Near-Optimal Online Learning for Multi-Agent Submodular Coordination: Tight Approximation and Communication Efficiency
Qixin Zhang, Zongqi Wan, Yu Yang, Li Shen, Dacheng Tao
TL;DR
The paper addresses online coordination of multiple agents with submodular objectives under uncertain dynamics. It introduces MA-OSMA and MA-OSEA, which leverage a multi-linear extension and a curvature-aware surrogate gradient to achieve the tight $\frac{1-e^{-c}}{c}$-approximation on connected networks while reducing the need for a fully connected communication graph. The authors establish dynamic regret bounds $\widetilde{O}(\sqrt{C_T T/(1-\beta)})$ against the corresponding surrogate-approximation benchmark and validate performance via simulations in multi-target tracking, highlighting improved efficiency and scalability.
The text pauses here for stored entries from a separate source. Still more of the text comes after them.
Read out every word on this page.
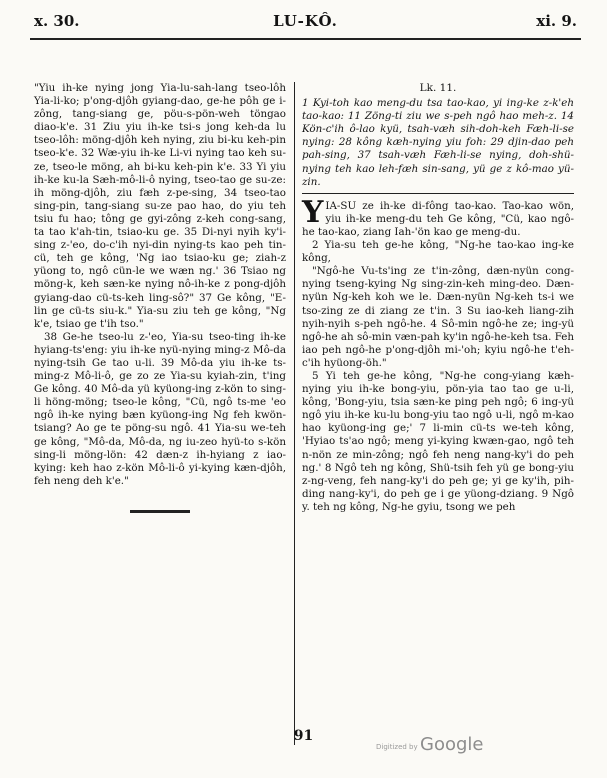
LU-KÔ.
x. 30.	xi. 9.

"Yiu ih-ke nying jong Yia-lu-sah-lang tseo-lôh Yia-li-ko; p'ong-djôh gyiang-dao, ge-he pôh ge i-zông, tang-siang ge, pöu-s-pön-weh töngao diao-k'e. 31 Ziu yiu ih-ke tsi-s jong keh-da lu tseo-lôh: möng-djôh keh nying, ziu bi-ku keh-pin tseo-k'e. 32 Wæ-yiu ih-ke Li-vi nying tao keh su-ze, tseo-le möng, ah bi-ku keh-pin k'e. 33 Yi yiu ih-ke ku-la Sæh-mô-li-ô nying, tseo-tao ge su-ze: ih möng-djôh, ziu fæh z-pe-sing, 34 tseo-tao sing-pin, tang-siang su-ze pao hao, do yiu teh tsiu fu hao; tông ge gyi-zông z-keh cong-sang, ta tao k'ah-tin, tsiao-ku ge. 35 Di-nyi nyih ky'i-sing z-'eo, do-c'ih nyi-din nying-ts kao peh tin-cü, teh ge kông, 'Ng iao tsiao-ku ge; ziah-z yüong to, ngô cün-le we wæn ng.' 36 Tsiao ng möng-k, keh sæn-ke nying nô-ih-ke z pong-djôh gyiang-dao cü-ts-keh ling-sô?" 37 Ge kông, "E-lin ge cü-ts siu-k." Yia-su ziu teh ge kông, "Ng k'e, tsiao ge t'ih tso."

38 Ge-he tseo-lu z-'eo, Yia-su tseo-ting ih-ke hyiang-ts'eng: yiu ih-ke nyü-nying ming-z Mô-da nying-tsih Ge tao u-li. 39 Mô-da yiu ih-ke ts-ming-z Mô-li-ô, ge zo ze Yia-su kyiah-zin, t'ing Ge kông. 40 Mô-da yü kyüong-ing z-kön to sing-li höng-möng; tseo-le kông, "Cü, ngô ts-me 'eo ngô ih-ke nying bæn kyüong-ing Ng feh kwön-tsiang? Ao ge te pöng-su ngô. 41 Yia-su we-teh ge kông, "Mô-da, Mô-da, ng iu-zeo hyü-to s-kön sing-li möng-lön: 42 dæn-z ih-hyiang z iao-kying: keh hao z-kön Mô-li-ô yi-kying kæn-djôh, feh neng deh k'e."

Lk. 11.

1 Kyi-toh kao meng-du tsa tao-kao, yi ing-ke z-k'eh tao-kao: 11 Zöng-ti ziu we s-peh ngô hao meh-z. 14 Kön-c'ih ô-lao kyü, tsah-væh sih-doh-keh Fæh-li-se nying: 28 kông kæh-nying yiu foh: 29 djin-dao peh pah-sing, 37 tsah-væh Fæh-li-se nying, doh-shü-nying teh kao leh-fæh sin-sang, yü ge z kô-mao yü-zin.

YIA-SU ze ih-ke di-fông tao-kao. Tao-kao wön, yiu ih-ke meng-du teh Ge kông, "Cü, kao ngô-he tao-kao, ziang Iah-'ön kao ge meng-du.

2 Yia-su teh ge-he kông, "Ng-he tao-kao ing-ke kông,

"Ngô-he Vu-ts'ing ze t'in-zông, dæn-nyün cong-nying tseng-kying Ng sing-zin-keh ming-deo. Dæn-nyün Ng-keh koh we le. Dæn-nyün Ng-keh ts-i we tso-zing ze di ziang ze t'in. 3 Su iao-keh liang-zih nyih-nyih s-peh ngô-he. 4 Sô-min ngô-he ze; ing-yü ngô-he ah sô-min væn-pah ky'in ngô-he-keh tsa. Feh iao peh ngô-he p'ong-djôh mi-'oh; kyiu ngô-he t'eh-c'ih hyüong-öh."

5 Yi teh ge-he kông, "Ng-he cong-yiang kæh-nying yiu ih-ke bong-yiu, pön-yia tao tao ge u-li, kông, 'Bong-yiu, tsia sæn-ke ping peh ngô; 6 ing-yü ngô yiu ih-ke ku-lu bong-yiu tao ngô u-li, ngô m-kao hao kyüong-ing ge;' 7 li-min cü-ts we-teh kông, 'Hyiao ts'ao ngô; meng yi-kying kwæn-gao, ngô teh n-nön ze min-zông; ngô feh neng nang-ky'i do peh ng.' 8 Ngô teh ng kông, Shü-tsih feh yü ge bong-yiu z-ng-veng, feh nang-ky'i do peh ge; yi ge ky'ih, pih-ding nang-ky'i, do peh ge i ge yüong-dziang. 9 Ngô y. teh ng kông, Ng-he gyiu, tsong we peh

91
Digitized by Google
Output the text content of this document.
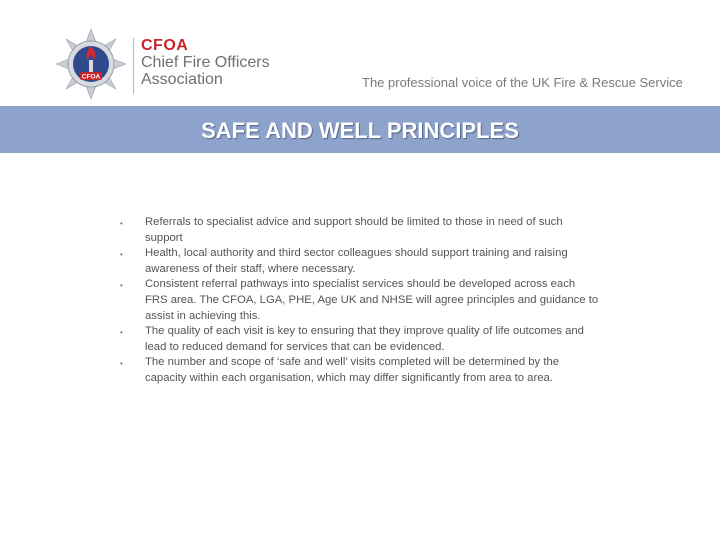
CFOA
CFOA
Chief Fire Officers
Association	The professional voice of the UK Fire & Rescue Service
SAFE AND WELL PRINCIPLES
•	Referrals to specialist advice and support should be limited to those in need of such support
•	Health, local authority and third sector colleagues should support training and raising awareness of their staff, where necessary.
•	Consistent referral pathways into specialist services should be developed across each FRS area. The CFOA, LGA, PHE, Age UK and NHSE will agree principles and guidance to assist in achieving this.
•	The quality of each visit is key to ensuring that they improve quality of life outcomes and lead to reduced demand for services that can be evidenced.
•	The number and scope of ‘safe and well’ visits completed will be determined by the capacity within each organisation, which may differ significantly from area to area.
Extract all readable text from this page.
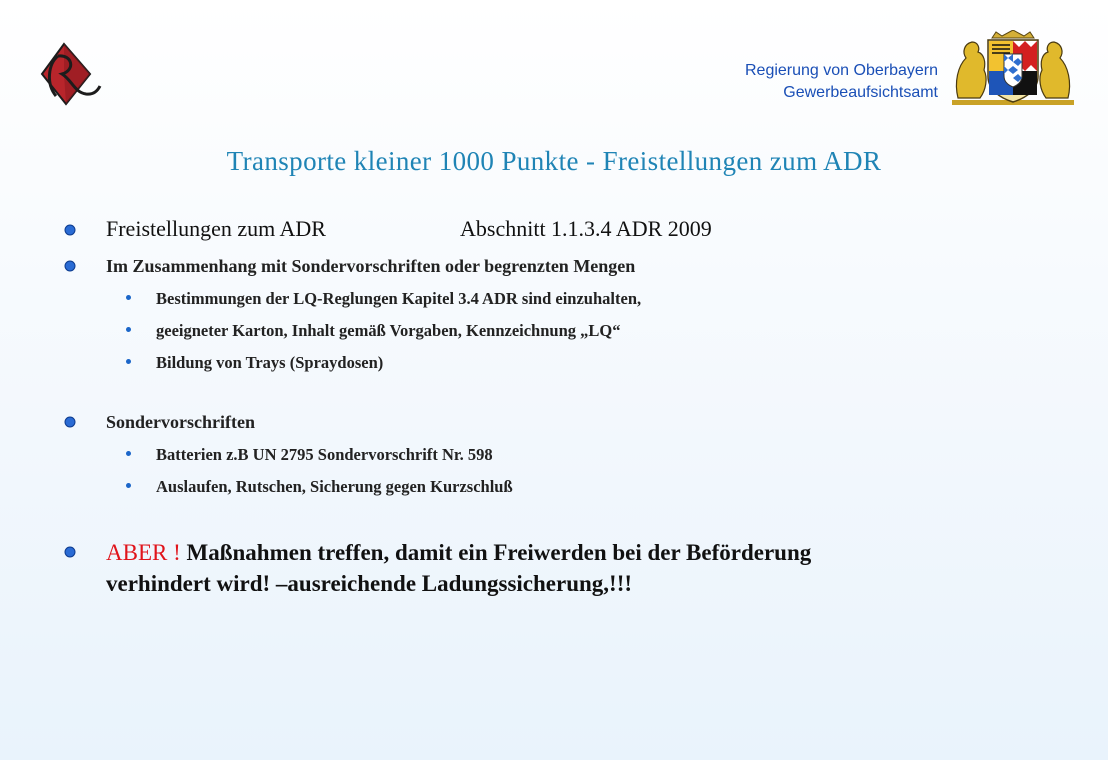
Regierung von Oberbayern
Gewerbeaufsichtsamt
Transporte kleiner 1000 Punkte - Freistellungen zum ADR
Freistellungen zum ADR	Abschnitt 1.1.3.4 ADR 2009
Im Zusammenhang mit Sondervorschriften oder begrenzten Mengen
Bestimmungen der LQ-Reglungen Kapitel 3.4 ADR sind einzuhalten,
geeigneter Karton, Inhalt gemäß Vorgaben, Kennzeichnung „LQ“
Bildung von Trays (Spraydosen)
Sondervorschriften
Batterien z.B UN 2795 Sondervorschrift Nr. 598
Auslaufen, Rutschen, Sicherung gegen Kurzschluß
ABER ! Maßnahmen treffen, damit ein Freiwerden bei der Beförderung
verhindert wird! –ausreichende Ladungssicherung,!!!
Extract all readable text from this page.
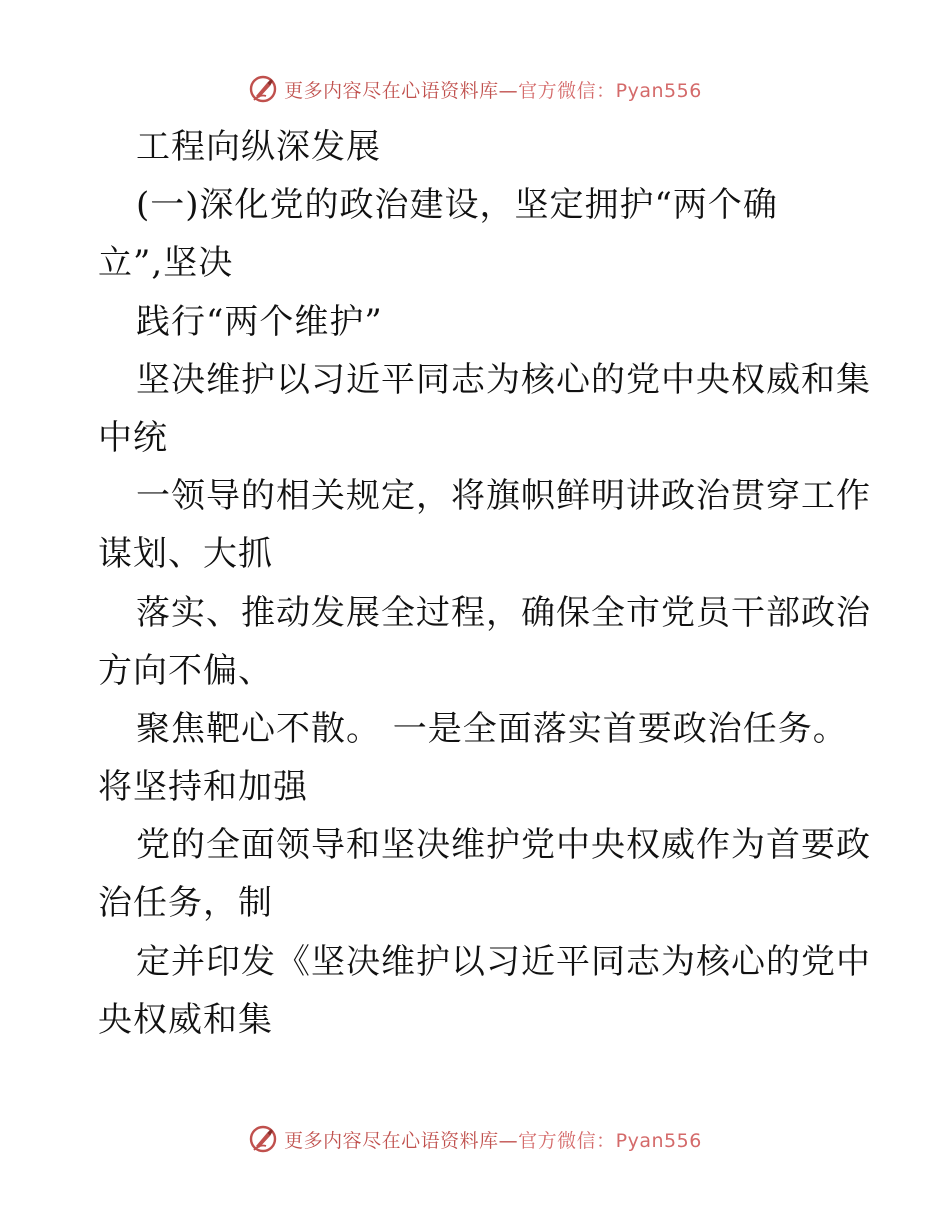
更多内容尽在心语资料库—官方微信：Pyan556
工程向纵深发展
(一)深化党的政治建设，坚定拥护“两个确
立”,坚决
践行“两个维护”
坚决维护以习近平同志为核心的党中央权威和集
中统
一领导的相关规定，将旗帜鲜明讲政治贯穿工作
谋划、大抓
落实、推动发展全过程，确保全市党员干部政治
方向不偏、
聚焦靶心不散。 一是全面落实首要政治任务。
将坚持和加强
党的全面领导和坚决维护党中央权威作为首要政
治任务，制
定并印发《坚决维护以习近平同志为核心的党中
央权威和集
更多内容尽在心语资料库—官方微信：Pyan556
The work advances decentralized online submodular optimization by combining consensus-based updates, projection-free strategies, and surrogate-gradient techniques, with practical implications for real-world multi-agent systems requiring communication-efficient coordination.
Abstract
Coordinating multiple agents to collaboratively maximize submodular functions in unpredictable environments is a critical task with numerous applications in machine learning, robot planning and control. The existing approaches, such as the OSG algorithm, are often hindered by their poor approximation guarantees and the rigid requirement for a fully connected communication graph. To address these challenges, we firstly present a $\textbf{MA-OSMA}$ algorithm, which employs the multi-linear extension to transfer the discrete submodular maximization problem into a continuous optimization, thereby allowing us to reduce the strict dependence on a complete graph through consensus techniques. Moreover, $\textbf{MA-OSMA}$ leverages a novel surrogate gradient to avoid sub-optimal stationary points. To eliminate the computationally intensive projection operations in $\textbf{MA-OSMA}$, we also introduce a projection-free $\textbf{MA-OSEA}$ algorithm, which effectively utilizes the KL divergence by mixing a uniform distribution. Theoretically, we confirm that both algorithms achieve a regret bound of $\widetilde{O}(\sqrt{\frac{C_{T}T}{1-β}})$ against a $(\frac{1-e^{-c}}{c})$-approximation to the best comparator in hindsight, where $C_{T}$ is the deviation of maximizer sequence, $β$ is the spectral gap of the network and $c$ is the joint curvature of submodular objectives. This result significantly improves the $(\frac{1}{1+c})$-approximation provided by the state-of-the-art OSG algorithm. Finally, we demonstrate the effectiveness of our proposed algorithms through simulation-based multi-target tracking.